I went, earlier in the week, to get a glimpse of the new Zoffany exhibition at Royal Academy: Johan Zofanny RA: Society Observed. I 've always liked his stuff without knowing very much about him. But the big draw on this occasion was the chance to get a close look at his painting of the "Tribuna of the Uffizi" (1772-1777) -- detail above -- picturing the famous gallery in Florence, packed full of antique aculpture and modern painting. I'd written about this years ago (in particular about the group of men leering at the flesh of the Venus de Medici), but I'd never actually seen the original.
As always there were some surprises in store. It wasn't as big as I had imagined it, but much more detailed, full of jokes, stories and cheeky collocations. And Titian's "Venus of Urbino" was a lot more prominent in the original than it ever seemed in the reproductions -- and much more obviously in dialogue with the Venus de Medici statue. The same was true of the Uffizi Wrestlers just behind, and the characters admiring it. The guy with his hand on the edge of the Titian, and pointing back to the Wrestlers, was apparently an instantly recognisable Thomas Patch, who had been banished from Rome for homosexuality. Originally -- according to the catalogue -- Zoffany had painted a black 'patch' onto the bum of one of the Wrestler's, just to make the point.
Anyway we then explored some of the paintings we didn't know. One (from the Gallery at Parma) was a curious self-portrait of Zoffany apparently putting on a friar's outfit, actually getting ready to go out to party in fancy dress. And he's looking forward to a good time, for on the wall were hanging up, the label said, two condoms.
"But" asked the husband, "why do they say "two"? There's three of them hanging up -- a pair, and one a bit further to the right."
And that's certainly what it looked like.

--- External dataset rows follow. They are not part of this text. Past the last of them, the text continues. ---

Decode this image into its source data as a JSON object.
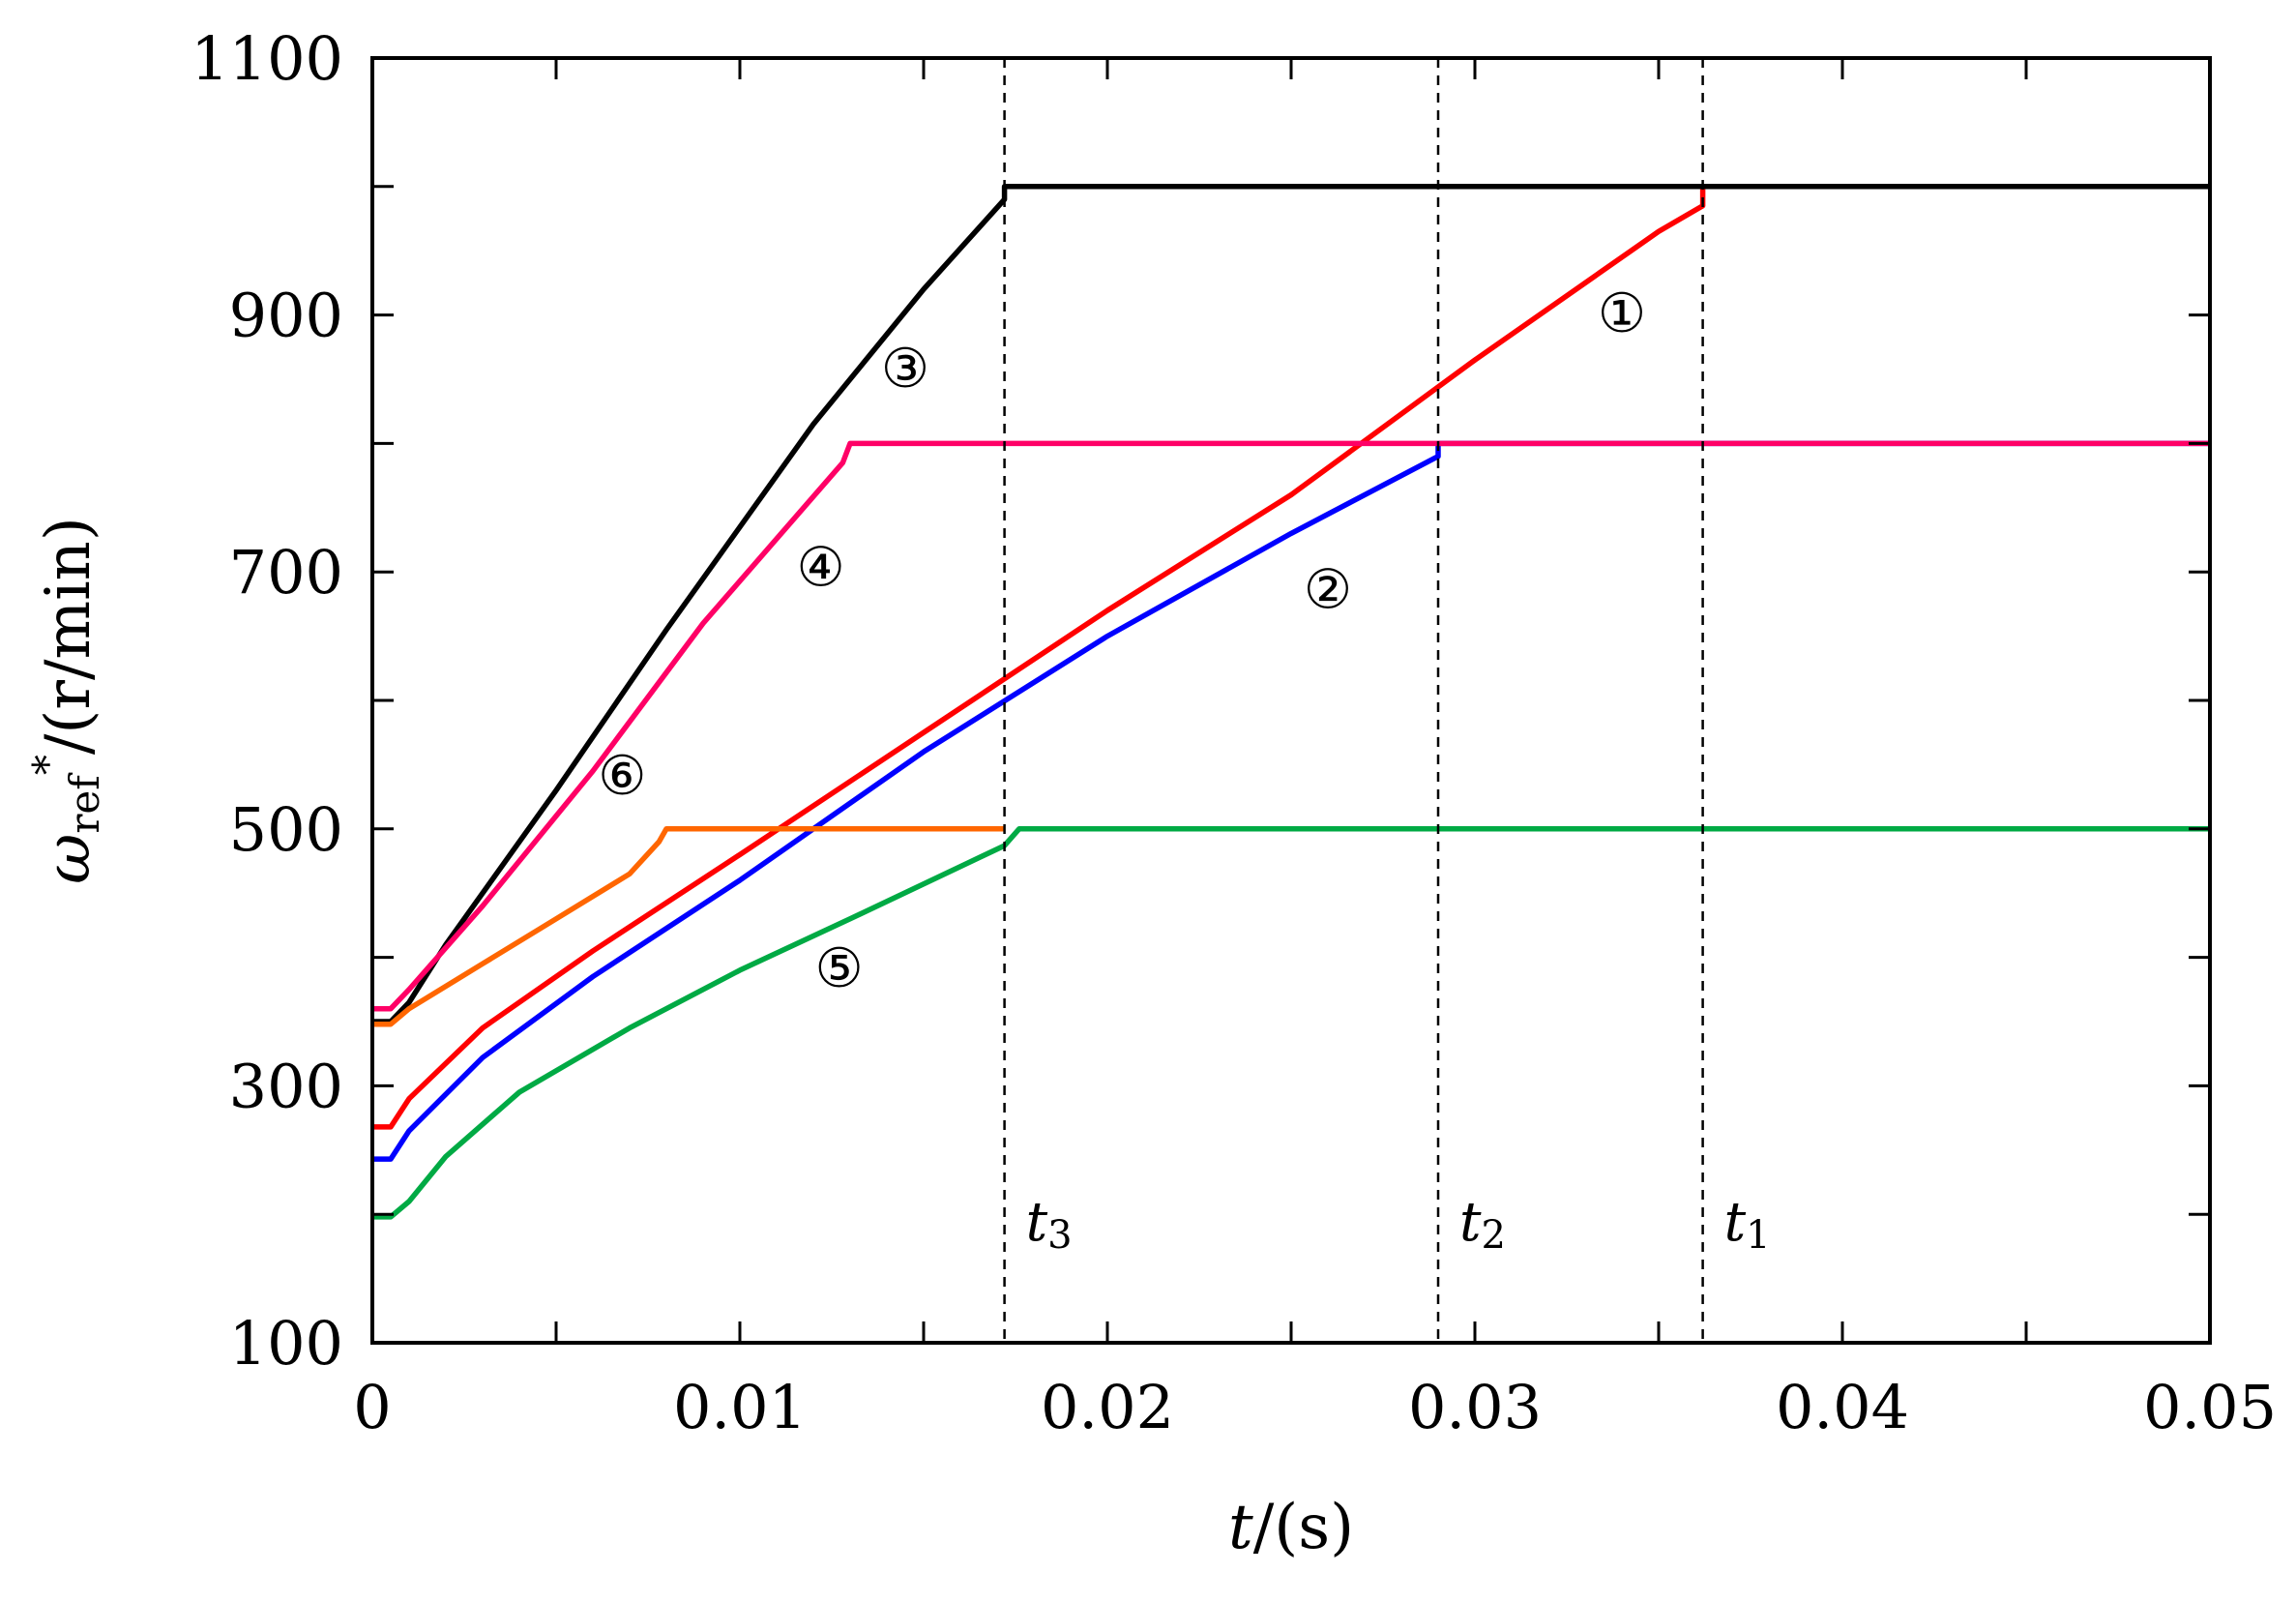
{
  "chart_data": {
    "type": "line",
    "xlabel": {
      "italic": "t",
      "rest": "/(s)"
    },
    "ylabel": {
      "symbol": "ω",
      "sub": "ref",
      "sup": "*",
      "rest": "/(r/min)"
    },
    "xlim": [
      0,
      0.05
    ],
    "ylim": [
      100,
      1100
    ],
    "xticks": [
      0,
      0.01,
      0.02,
      0.03,
      0.04,
      0.05
    ],
    "xtick_labels": [
      "0",
      "0.01",
      "0.02",
      "0.03",
      "0.04",
      "0.05"
    ],
    "yticks": [
      100,
      300,
      500,
      700,
      900,
      1100
    ],
    "ytick_labels": [
      "100",
      "300",
      "500",
      "700",
      "900",
      "1100"
    ],
    "grid": false,
    "series": [
      {
        "label": "①",
        "color": "#ff0000",
        "x": [
          0,
          0.0005,
          0.001,
          0.003,
          0.006,
          0.01,
          0.015,
          0.02,
          0.025,
          0.03,
          0.035,
          0.0362,
          0.0362,
          0.05
        ],
        "y": [
          268,
          268,
          290,
          345,
          405,
          480,
          575,
          670,
          760,
          865,
          965,
          985,
          1000,
          1000
        ],
        "label_pos": [
          0.034,
          898
        ]
      },
      {
        "label": "②",
        "color": "#0000ff",
        "x": [
          0,
          0.0005,
          0.001,
          0.003,
          0.006,
          0.01,
          0.015,
          0.02,
          0.025,
          0.029,
          0.029,
          0.05
        ],
        "y": [
          243,
          243,
          265,
          322,
          385,
          460,
          560,
          650,
          730,
          790,
          800,
          800
        ],
        "label_pos": [
          0.026,
          683
        ]
      },
      {
        "label": "③",
        "color": "#000000",
        "x": [
          0,
          0.0005,
          0.001,
          0.002,
          0.005,
          0.008,
          0.012,
          0.015,
          0.0172,
          0.0172,
          0.05
        ],
        "y": [
          350,
          350,
          365,
          410,
          530,
          655,
          815,
          920,
          990,
          1000,
          1000
        ],
        "label_pos": [
          0.0145,
          855
        ]
      },
      {
        "label": "④",
        "color": "#ff0066",
        "x": [
          0,
          0.0005,
          0.001,
          0.003,
          0.006,
          0.009,
          0.0128,
          0.013,
          0.05
        ],
        "y": [
          360,
          360,
          375,
          440,
          545,
          660,
          785,
          800,
          800
        ],
        "label_pos": [
          0.0122,
          700
        ]
      },
      {
        "label": "⑤",
        "color": "#00aa44",
        "x": [
          0,
          0.0005,
          0.001,
          0.002,
          0.004,
          0.007,
          0.01,
          0.013,
          0.0172,
          0.0176,
          0.05
        ],
        "y": [
          198,
          198,
          210,
          245,
          295,
          345,
          390,
          430,
          487,
          500,
          500
        ],
        "label_pos": [
          0.0127,
          388
        ]
      },
      {
        "label": "⑥",
        "color": "#ff6600",
        "x": [
          0,
          0.0005,
          0.001,
          0.003,
          0.005,
          0.007,
          0.0078,
          0.008,
          0.0172
        ],
        "y": [
          348,
          348,
          360,
          395,
          430,
          465,
          490,
          500,
          500
        ],
        "label_pos": [
          0.0068,
          538
        ]
      }
    ],
    "vlines": [
      {
        "x": 0.0172,
        "label": "t",
        "sub": "3"
      },
      {
        "x": 0.029,
        "label": "t",
        "sub": "2"
      },
      {
        "x": 0.0362,
        "label": "t",
        "sub": "1"
      }
    ],
    "vline_label_y": 180
  }
}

In fact it looked as if the condom on the right was neatly hanging over yet another version of the Venus of Urbino...just to rub in what the painting was all about. We didn't linger long, but decided to check it out when we got home.
That's where the story took a curious turn. Every single image I could get of this painting, including the one in the catalogue (above), crops off a good few centimetres on the right hand side, so you can't actually see what's going on there, and whether there's a third condom or not. In fact, in a major article on Zoffany self portraits (in the Art Bulletin 1987), William Pressly explains that even he hasn't seen the original painting and has only had access to a photo slightly cropped on the right. On the basis of that, he concludes that Zoffany had painted a strange tear in his image of the Venus of Urbino -- a significantly condom-shape tear (and that's the line repeated in the new catalogue).
So did we just misread the 'tear'? Or did we see exactly what we thought we did, ie condom number three? And, if so, then the necessary gloomy conclusion is that none of those writing about this picture, even the exhibition caption writer, has actually looked at more than a cropped photo of it. (OK a bit like me and the "Tribuna", fair cop . . .but, all the same . . . )
If anyone knows the painting (even more curious than I have indicated, as it's on the back of a "Flight into Egypt" -- just how weird?) can you enlighten on the condom question? Or if you go to the show, will you check it out?